DAY NUMBER ONE (1)
Who can find a man of integrity? The just [man] walketh in his integrity: his children [are] blessed after him. (Proverbs 20:7)
Abraham was asking that question of God millenniums ago. Were there a few righteous men (or women) who had not bowed to the evil of Sodom? Could he find others like himself? Was there a man of integrity in Sodom, a faithful believer, who would not compromise his walk with the one and only God? Perhaps Lot, Abraham’s nephew, was that man of integrity. But when confronted to do right, Lot walked wrongly.
The result was the destruction of all who remained in Sodom. Had there been men of integrity, at least ten according to Scripture, thousands would have been saved. Like Abraham, their children would have been blessed after them. Sorrowfully, only Lot and his two daughters escaped. Even Lot’s wife perished. Neither child was blessed after him (Lot). His example resulted in their sexual sins leading to tribes of unfaithful descendants.

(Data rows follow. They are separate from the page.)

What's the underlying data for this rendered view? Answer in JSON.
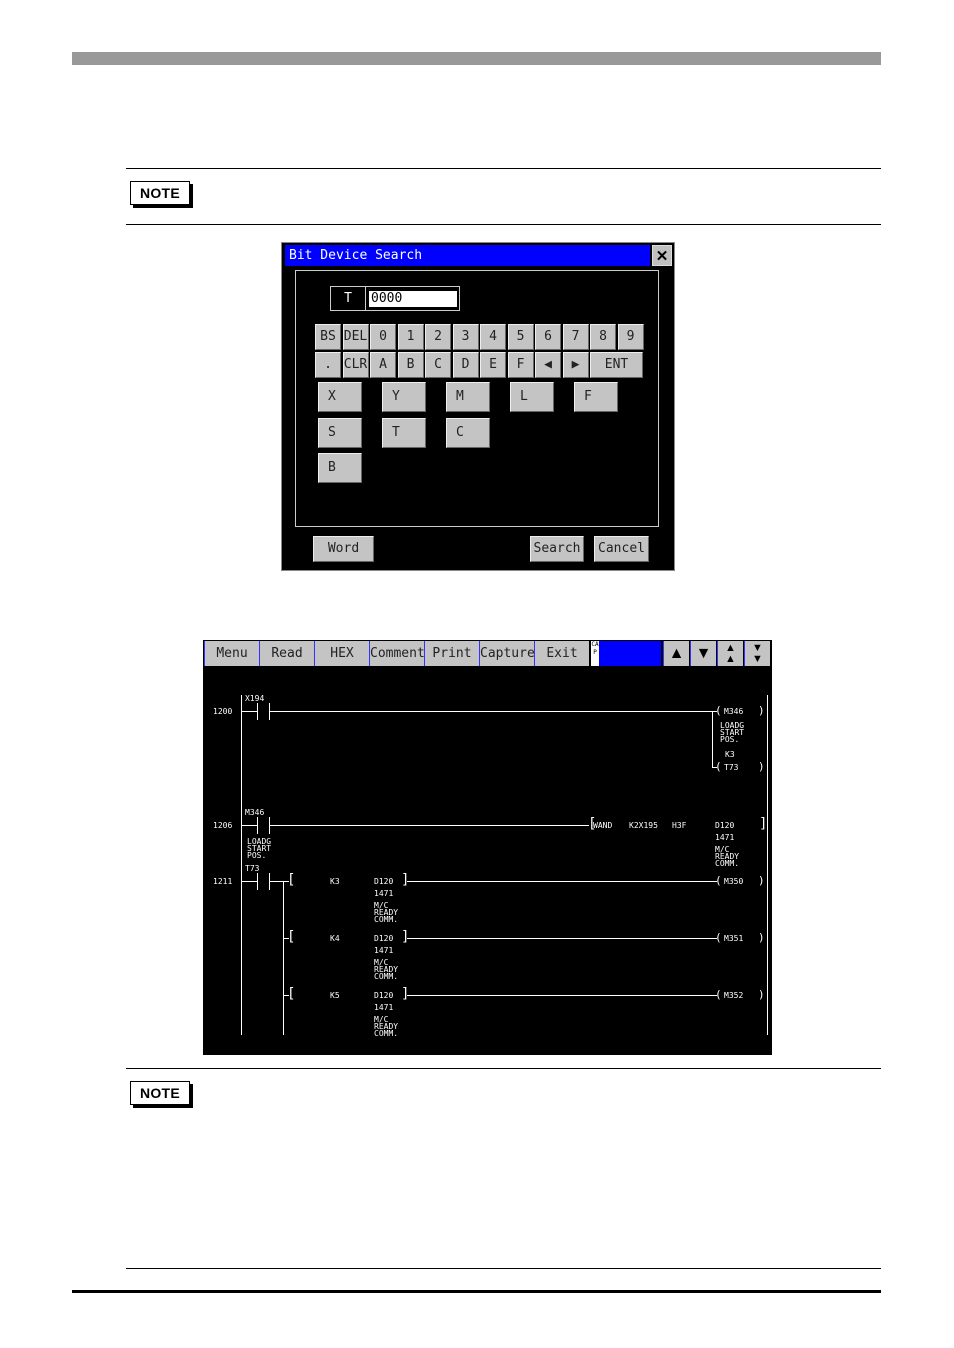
{
  "page": {
    "note_label_1": "NOTE",
    "note_label_2": "NOTE"
  },
  "dialog": {
    "title": "Bit Device Search",
    "close_icon": "close-icon",
    "device_type": "T",
    "device_value": "0000",
    "keypad_row1": [
      "BS",
      "DEL",
      "0",
      "1",
      "2",
      "3",
      "4",
      "5",
      "6",
      "7",
      "8",
      "9"
    ],
    "keypad_row2": [
      ".",
      "CLR",
      "A",
      "B",
      "C",
      "D",
      "E",
      "F",
      "◀",
      "▶",
      "ENT"
    ],
    "device_keys": [
      "X",
      "Y",
      "M",
      "L",
      "F",
      "S",
      "T",
      "C",
      "B"
    ],
    "word_button": "Word",
    "search_button": "Search",
    "cancel_button": "Cancel",
    "colors": {
      "title_bar": "#0000ff",
      "key": "#c4c4c4"
    }
  },
  "ladder": {
    "toolbar": [
      "Menu",
      "Read",
      "HEX",
      "Comment",
      "Print",
      "Capture",
      "Exit"
    ],
    "cap_label": "CAP",
    "nav_icons": [
      "arrow-up-icon",
      "arrow-down-icon",
      "page-up-icon",
      "page-down-icon"
    ],
    "rungs": [
      {
        "step": "1200",
        "contact": "X194",
        "coils": [
          {
            "device": "M346",
            "comment": [
              "LOADG",
              "START",
              "POS."
            ]
          },
          {
            "device": "T73",
            "setting": "K3"
          }
        ]
      },
      {
        "step": "1206",
        "contact": "M346",
        "contact_comment": [
          "LOADG",
          "START",
          "POS."
        ],
        "instruction": {
          "op": "WAND",
          "s1": "K2X195",
          "s2": "H3F",
          "d": "D120",
          "d_value": "1471",
          "d_comment": [
            "M/C",
            "READY",
            "COMM."
          ]
        }
      },
      {
        "step": "1211",
        "contact": "T73",
        "branches": [
          {
            "compare": "K3",
            "device": "D120",
            "value": "1471",
            "comment": [
              "M/C",
              "READY",
              "COMM."
            ],
            "coil": "M350"
          },
          {
            "compare": "K4",
            "device": "D120",
            "value": "1471",
            "comment": [
              "M/C",
              "READY",
              "COMM."
            ],
            "coil": "M351"
          },
          {
            "compare": "K5",
            "device": "D120",
            "value": "1471",
            "comment": [
              "M/C",
              "READY",
              "COMM."
            ],
            "coil": "M352"
          }
        ]
      }
    ]
  }
}
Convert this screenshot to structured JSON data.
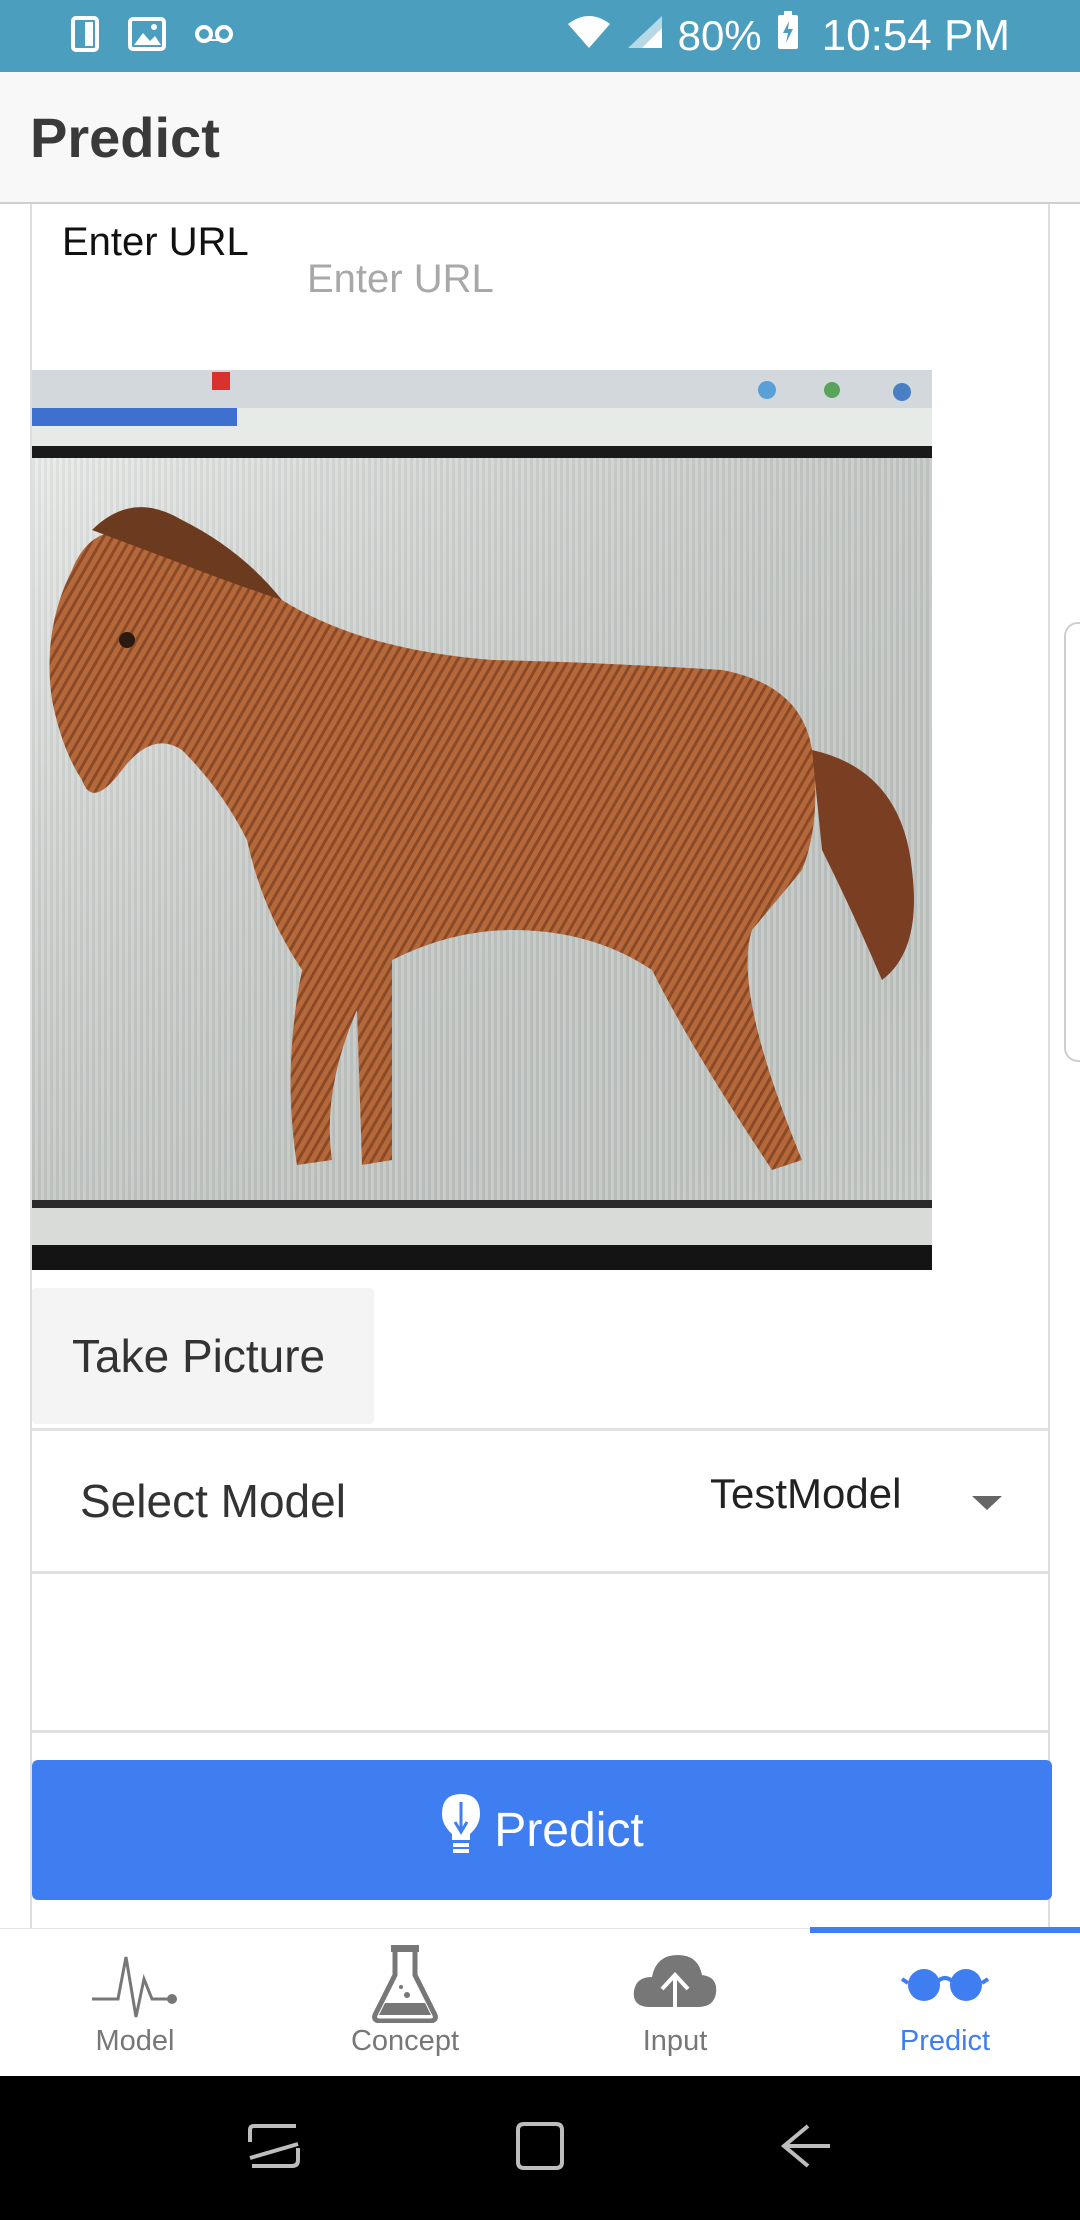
{
  "status_bar": {
    "battery_percent": "80%",
    "time": "10:54 PM",
    "icons": [
      "sim-card-icon",
      "image-icon",
      "voicemail-icon",
      "wifi-icon",
      "cell-signal-icon",
      "battery-charging-icon"
    ]
  },
  "app_bar": {
    "title": "Predict"
  },
  "form": {
    "url_label": "Enter URL",
    "url_value": "",
    "url_placeholder": "Enter URL",
    "take_picture_label": "Take Picture",
    "select_model_label": "Select Model",
    "selected_model": "TestModel",
    "predict_button_label": "Predict"
  },
  "bottom_nav": {
    "items": [
      {
        "label": "Model",
        "icon": "pulse-icon",
        "active": false
      },
      {
        "label": "Concept",
        "icon": "flask-icon",
        "active": false
      },
      {
        "label": "Input",
        "icon": "cloud-upload-icon",
        "active": false
      },
      {
        "label": "Predict",
        "icon": "glasses-icon",
        "active": true
      }
    ]
  },
  "system_nav": {
    "icons": [
      "recents-icon",
      "home-icon",
      "back-icon"
    ]
  },
  "colors": {
    "status_bar": "#4b9ebd",
    "accent": "#3f7ef0",
    "inactive_nav": "#777777"
  }
}
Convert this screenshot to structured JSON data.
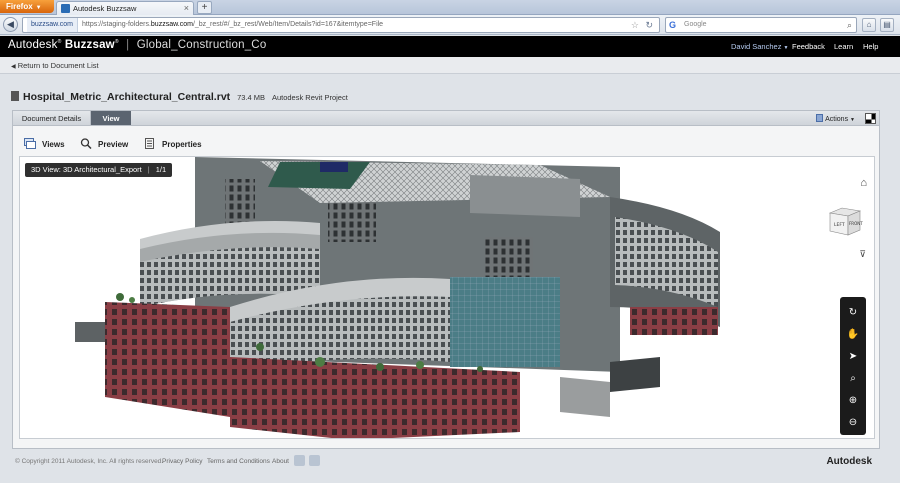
{
  "browser": {
    "menu_button": "Firefox",
    "tab_title": "Autodesk Buzzsaw",
    "new_tab": "+",
    "site_identity": "buzzsaw.com",
    "url_prefix": "https://staging-folders.",
    "url_host": "buzzsaw.com",
    "url_path": "/_bz_rest/#/_bz_rest/Web/Item/Details?id=167&itemtype=File",
    "search_placeholder": "Google"
  },
  "app": {
    "brand_main": "Autodesk",
    "brand_product": "Buzzsaw",
    "org": "Global_Construction_Co",
    "user": "David Sanchez",
    "links": [
      "Feedback",
      "Learn",
      "Help"
    ],
    "return_link": "Return to Document List"
  },
  "document": {
    "name": "Hospital_Metric_Architectural_Central.rvt",
    "size": "73.4 MB",
    "type": "Autodesk Revit Project"
  },
  "tabs": {
    "details": "Document Details",
    "view": "View",
    "actions": "Actions"
  },
  "toolbar": {
    "views": "Views",
    "preview": "Preview",
    "properties": "Properties"
  },
  "viewer": {
    "view_name": "3D View: 3D Architectural_Export",
    "page": "1/1",
    "cube_left": "LEFT",
    "cube_front": "FRONT"
  },
  "footer": {
    "copyright": "© Copyright 2011 Autodesk, Inc. All rights reserved.",
    "privacy": "Privacy Policy",
    "terms": "Terms and Conditions",
    "about": "About",
    "brand": "Autodesk"
  }
}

No, apparently, there was not one man or woman of integrity in Sodom. In fact, God knew each person’s heart including Lot’s. Additionally, they were known by their unfaithful walk. Their offspring had watched. The children copied their ways and were cursed long after their fathers had died.
On the other hand, Abraham’s children had seen his walk of integrity and faithfulness. A miracle son named Isaac was born. God had found a man of integrity whose offspring would bless many nations after him.
Spacemen of Integrity
I returned to my NASA workplace Monday, after attending a Saturday breakfast of Christian business men. There, I had wholly committed my life to Christ. Walking forward at the request of the speaker, I received Christ as my Lord and Savior. (John 1:12) Like Abraham, I asked, “Can I find a man of integrity? One who walks with Christ as Lord and Savior?” I’d never cared to ask that question before. My motives had not been to walk in the ways of the Lord according to the instructions of Scripture.
“Yes,” I thought, “there was such a man…in my building at the Houston Space Center.” I’d seen his walk…praying for others, encouraging all to consider the Bible as a sure guide for their lives. Jack was the man of integrity I sought. We met that week for prayer and continued to meet for many years. Together, we walked in our integrity as examples of Christ at the Space Center. The result was that hundreds of Johnson Space Center believers joined in our weekly prayer meeting each Thursday at noon. Without finding that “man of integrity,” it never would have happened.
Prayer: “Lord God, maker of men of integrity, let me find men of integrity that I may walk with, grow with, and extend the Kingdom of Your Son with in my work place.”
A Man of Integrity
"How are you doing champ?" ...was how he greeted me. I was to be his caddy that day at Wicker Park, an Indiana public golf course 35 miles southeast of his home in Chicago. Because Wicker Park's pro welcomed him and his black golfer friends, I had steady work each weekend as a 12 year old caddy. The Windy City's links were not so accommodating in 1954 to black golfers even though these men were among America's finest business men, lawyers, doctors, and retired athletes.
The drive he walloped off the first tee landed far beyond the 150 yard drop-off of Wicker Park's 550 yard first hole, perhaps 270 yards down the fairway. For some reason, caddies were scarce that day. I was carrying a massive pair of leather bags, though I only weighed 120 pounds. During my struggle to the green, he seemed more concerned about me than his golf game. Gratefully, a caddy came from the clubhouse to shoulder one of those bags. Unbeknownst to me, he'd sent a message to get me help immediately.
He was so genuine, asking me about my dreams for the future... sports...family...friends. I never felt like his employee that day, though I was. He treated me as though I was a member of the foursome. Four hours later, I took his clubs to the car, regretting that my time with him had ended. Smiling, he waved as we parted. "What a special and wonderful man," I thought, "but I had never asked him his name. Somebody ought to know it?" Indeed, the first caddy I asked did. "Jerry, you just caddied for the world's greatest Olympian - Jesse Owens!"